Save to ~/.config/agent-guardrails/AGENTS.md on your host machine.

# Agent Guardrails

## Read/Command Approval Guardrail

- Before reading any file or running any command, stop and ask for explicit user approval in the current turn.
- Do not perform read operations (for example: `cat`, `sed`, `less`, `rg`, `ls`) until the user replies with a clear approval.
- Do not run any command (including non-writing commands) until the user replies with a clear approval.
- Approval is single-use per action set: after one approved read/command batch, ask again before any further reads or commands.
- Never infer consent from prior messages, task intent, open tabs, or previous approvals.
- If approval is not explicit, take no filesystem or command action.

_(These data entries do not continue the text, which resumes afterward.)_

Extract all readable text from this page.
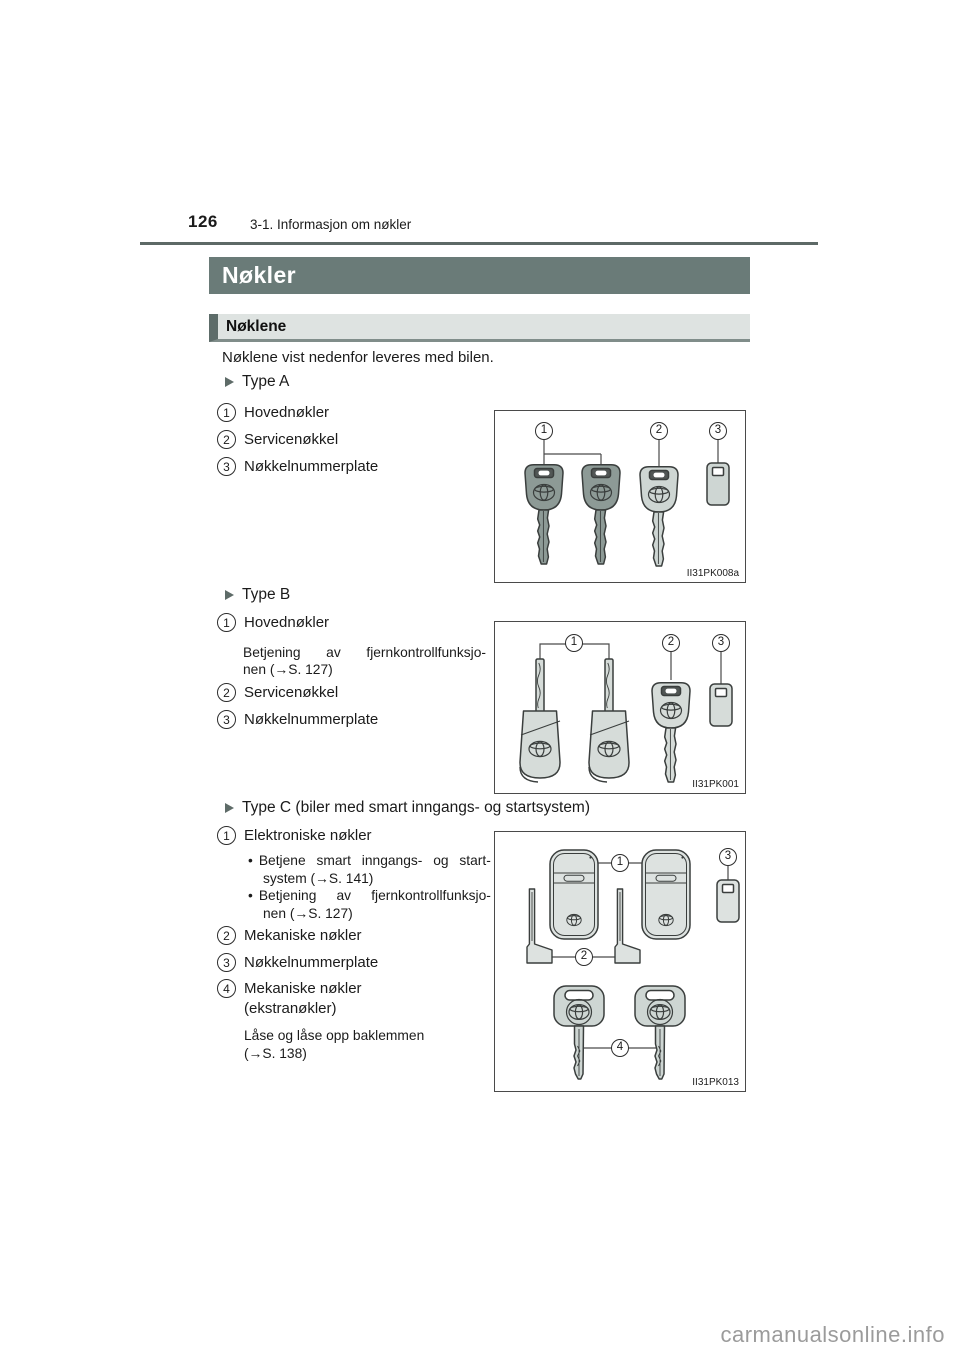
126 3-1. Informasjon om nøkler
Nøkler
Nøklene
Nøklene vist nedenfor leveres med bilen.
Type A
1 Hovednøkler
2 Servicenøkkel
3 Nøkkelnummerplate
1	2	3
II31PK008a
Type B
1 Hovednøkler
Betjening av fjernkontrollfunksjo-
nen (→S. 127)
2 Servicenøkkel
3 Nøkkelnummerplate
1	2	3
II31PK001
Type C (biler med smart inngangs- og startsystem)
1 Elektroniske nøkler
• Betjene smart inngangs- og start-
system (→S. 141)
• Betjening av fjernkontrollfunksjo-
nen (→S. 127)
2 Mekaniske nøkler
3 Nøkkelnummerplate
4 Mekaniske nøkler
(ekstranøkler)
Låse og låse opp baklemmen
(→S. 138)
1
2
3
4
II31PK013
carmanualsonline.info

## Write Approval Guardrail

- Before creating, modifying, renaming, or deleting any file, stop and ask for explicit user approval in the current turn.
- Do not perform any write operation until the user replies with a clear approval (for example: "approved", "yes", or equivalent).
- This applies to all file-changing actions, including `apply_patch`, redirection (`>`), here-doc writes, formatters, generators, and commands that may update files indirectly.
- Reading files is allowed without approval unless restricted by other guardrails.
- Approval is single-use per action set: after one approved write batch, ask again before any additional file changes.
- Never infer consent from prior messages, task intent, or previous approvals.

## Path Scope Guardrail

- Only read, write, or run commands inside the exact folder explicitly named by the user for that request.
- If no folder is named, ask before doing any file or command work.
- Before accessing any other folder (including sibling folders), stop and ask for permission first.
- Do not run broad discovery commands (for example `rg --files`, `find`, or repo-wide searches) outside the named folder.

## Operational Rule

- Treat these guardrails as mandatory defaults for every session unless the user explicitly overrides them in the current request.
- Never access parent directories without explicit per-request approval.